Hubo un silencio, y como Alberto volvía al tema de la reforestación, Agustín preguntó, con una voz que no le pareció suya, haciendo un esfuerzo:

—¿Dónde la viste?

—¡Ché, ya te lo he dicho! En Barcelona.

—Sí, ya lo sé. Pero ¿dónde?

—En el Colón.

—¿A qué hora?

—Hombre, no me acuerdo, sería antes de comer.

—¿Iba sola?

—No, con un señor, un hombre importante, ¿cómo se llama, ché? Sí, Jaime Batlle, uno que tuvo un periódico republicano, y que fue concejal de Lerroux. Me acuerdo porque, aunque yo no le reconocía, él a mí sí, desde luego, y en seguida… En su diario publicaron una página entera acerca de mi proyecto de trasladar el puerto, el año veintitrés. De eso tenemos que hablar. Ya te contaré, es una cosa seria. Se trata de aprovechar las aguas…

—¿No te dijo nada más?

—Me parece que estaban esperando a alguien. Y yo tenía una cita muy importante con un ex ministro, un naviero, que tenía mucho interés en conocerme. Es acerca de unas turbinas que ha inventado, para un transatlántico. Bueno, ésa es otra que te tengo que contar, te tengo que contar muchas cosas. ¿Por qué no te vienes ahora conmigo?

Agustín no había pensado separarse de Chuliá, pero el recuerdo de Remedios le tenía absorto y no contestó. ¿Qué hacía en Barcelona, elegantemente vestida y en la terraza del Colón a la hora del aperitivo? Sabía qué clase de mujeres suelen acudir allí, y sobre todo al bar. En la terraza, no; ahí pueden verse niñas bien, y en el restaurante.

—¿Dónde la viste?

—Oye, tú no estás bien de la cabeza: ya te lo he dicho dos veces.

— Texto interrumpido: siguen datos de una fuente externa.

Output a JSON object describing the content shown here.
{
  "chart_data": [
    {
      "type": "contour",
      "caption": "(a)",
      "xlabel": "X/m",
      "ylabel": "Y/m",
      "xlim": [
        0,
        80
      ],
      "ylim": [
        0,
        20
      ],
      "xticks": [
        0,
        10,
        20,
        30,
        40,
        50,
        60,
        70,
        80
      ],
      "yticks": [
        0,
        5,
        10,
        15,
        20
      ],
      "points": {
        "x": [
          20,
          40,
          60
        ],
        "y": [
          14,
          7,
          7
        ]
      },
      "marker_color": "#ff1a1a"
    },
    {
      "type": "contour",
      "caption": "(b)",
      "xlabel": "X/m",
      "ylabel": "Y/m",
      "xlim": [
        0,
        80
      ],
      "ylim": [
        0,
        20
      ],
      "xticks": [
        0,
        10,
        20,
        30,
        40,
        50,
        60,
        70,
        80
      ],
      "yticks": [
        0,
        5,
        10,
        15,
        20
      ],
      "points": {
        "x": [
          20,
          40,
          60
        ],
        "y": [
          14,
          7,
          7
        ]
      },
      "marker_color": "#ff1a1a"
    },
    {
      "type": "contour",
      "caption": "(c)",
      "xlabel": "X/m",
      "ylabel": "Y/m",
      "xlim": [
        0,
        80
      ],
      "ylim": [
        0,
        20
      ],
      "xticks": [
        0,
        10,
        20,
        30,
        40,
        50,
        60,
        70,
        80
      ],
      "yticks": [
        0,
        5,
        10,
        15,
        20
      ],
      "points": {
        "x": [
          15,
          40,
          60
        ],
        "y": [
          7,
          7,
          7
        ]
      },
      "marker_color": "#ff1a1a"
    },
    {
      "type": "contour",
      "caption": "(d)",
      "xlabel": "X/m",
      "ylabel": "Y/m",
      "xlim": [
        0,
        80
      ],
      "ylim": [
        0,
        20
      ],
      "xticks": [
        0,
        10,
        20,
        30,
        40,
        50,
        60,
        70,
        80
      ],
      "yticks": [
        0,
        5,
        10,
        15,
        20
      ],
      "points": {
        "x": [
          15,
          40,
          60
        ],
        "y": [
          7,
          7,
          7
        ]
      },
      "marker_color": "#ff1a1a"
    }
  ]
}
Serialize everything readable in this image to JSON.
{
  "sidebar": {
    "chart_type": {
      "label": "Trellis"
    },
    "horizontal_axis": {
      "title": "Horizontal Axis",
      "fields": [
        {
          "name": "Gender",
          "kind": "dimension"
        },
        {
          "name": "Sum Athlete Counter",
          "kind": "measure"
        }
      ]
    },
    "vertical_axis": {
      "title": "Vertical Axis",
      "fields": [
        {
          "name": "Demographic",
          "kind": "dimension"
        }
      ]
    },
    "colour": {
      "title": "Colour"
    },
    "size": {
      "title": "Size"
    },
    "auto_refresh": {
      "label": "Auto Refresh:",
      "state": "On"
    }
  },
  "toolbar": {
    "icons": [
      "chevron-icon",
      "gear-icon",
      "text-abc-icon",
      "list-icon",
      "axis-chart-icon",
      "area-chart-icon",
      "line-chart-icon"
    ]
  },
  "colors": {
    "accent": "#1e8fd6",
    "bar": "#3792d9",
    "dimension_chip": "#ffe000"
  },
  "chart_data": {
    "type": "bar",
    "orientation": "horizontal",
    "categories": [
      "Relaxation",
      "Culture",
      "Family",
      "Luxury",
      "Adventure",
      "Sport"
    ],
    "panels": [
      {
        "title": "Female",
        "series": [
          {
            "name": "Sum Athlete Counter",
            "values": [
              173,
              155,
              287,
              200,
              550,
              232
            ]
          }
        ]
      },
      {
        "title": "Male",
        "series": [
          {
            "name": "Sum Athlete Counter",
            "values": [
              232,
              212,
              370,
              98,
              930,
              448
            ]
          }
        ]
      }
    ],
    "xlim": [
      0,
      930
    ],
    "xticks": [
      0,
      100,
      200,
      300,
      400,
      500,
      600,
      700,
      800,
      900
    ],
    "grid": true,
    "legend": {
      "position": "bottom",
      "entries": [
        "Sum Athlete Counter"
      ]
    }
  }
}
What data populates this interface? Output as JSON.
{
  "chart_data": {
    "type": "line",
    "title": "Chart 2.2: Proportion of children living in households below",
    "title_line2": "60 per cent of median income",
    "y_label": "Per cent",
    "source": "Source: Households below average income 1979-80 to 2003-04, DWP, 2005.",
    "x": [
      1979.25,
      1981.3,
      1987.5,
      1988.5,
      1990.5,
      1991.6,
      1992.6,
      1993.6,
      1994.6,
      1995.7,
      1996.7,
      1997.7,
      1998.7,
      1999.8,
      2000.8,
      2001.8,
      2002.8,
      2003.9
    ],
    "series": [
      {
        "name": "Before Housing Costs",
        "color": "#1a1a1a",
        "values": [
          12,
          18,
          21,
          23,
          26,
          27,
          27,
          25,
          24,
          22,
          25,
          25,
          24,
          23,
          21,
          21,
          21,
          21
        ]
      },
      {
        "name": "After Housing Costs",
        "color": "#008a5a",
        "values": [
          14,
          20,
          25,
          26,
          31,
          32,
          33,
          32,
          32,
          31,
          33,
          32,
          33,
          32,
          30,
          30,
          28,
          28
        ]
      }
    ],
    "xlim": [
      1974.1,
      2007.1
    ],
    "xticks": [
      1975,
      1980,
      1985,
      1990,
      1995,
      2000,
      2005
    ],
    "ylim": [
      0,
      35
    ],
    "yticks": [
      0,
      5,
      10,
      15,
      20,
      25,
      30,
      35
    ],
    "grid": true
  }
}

—No; ¿en la terraza o en el bar?

—En el bar.

Conque no se había matado. Él tampoco, por otra parte. Y no había vuelto a su oficio, sino que se había tirado a la calle. Agustín tenía ganas de chillar, de levantarse y de romper cuanto tenía a mano. Pero era demasiado sensato para hacerlo.

—¿Qué? ¿Te vienes conmigo?

—No.

¡No! ¡Ahora, no! Tenía que reconcomerse los hígados. Se acordó de su padre, para mandarlo a los infiernos.

—Bueno, hombre, ya nos veremos. Dame la dirección de tu casa.

—¿Dónde vas?

—A ver a unas personas.

—¿Puedo acompañarte?

—Tú estás tarumba.

—Es posible.

—¡Así me gusta, hombre, así me gusta! Eras demasiado burgués. Andando, que es gerundio.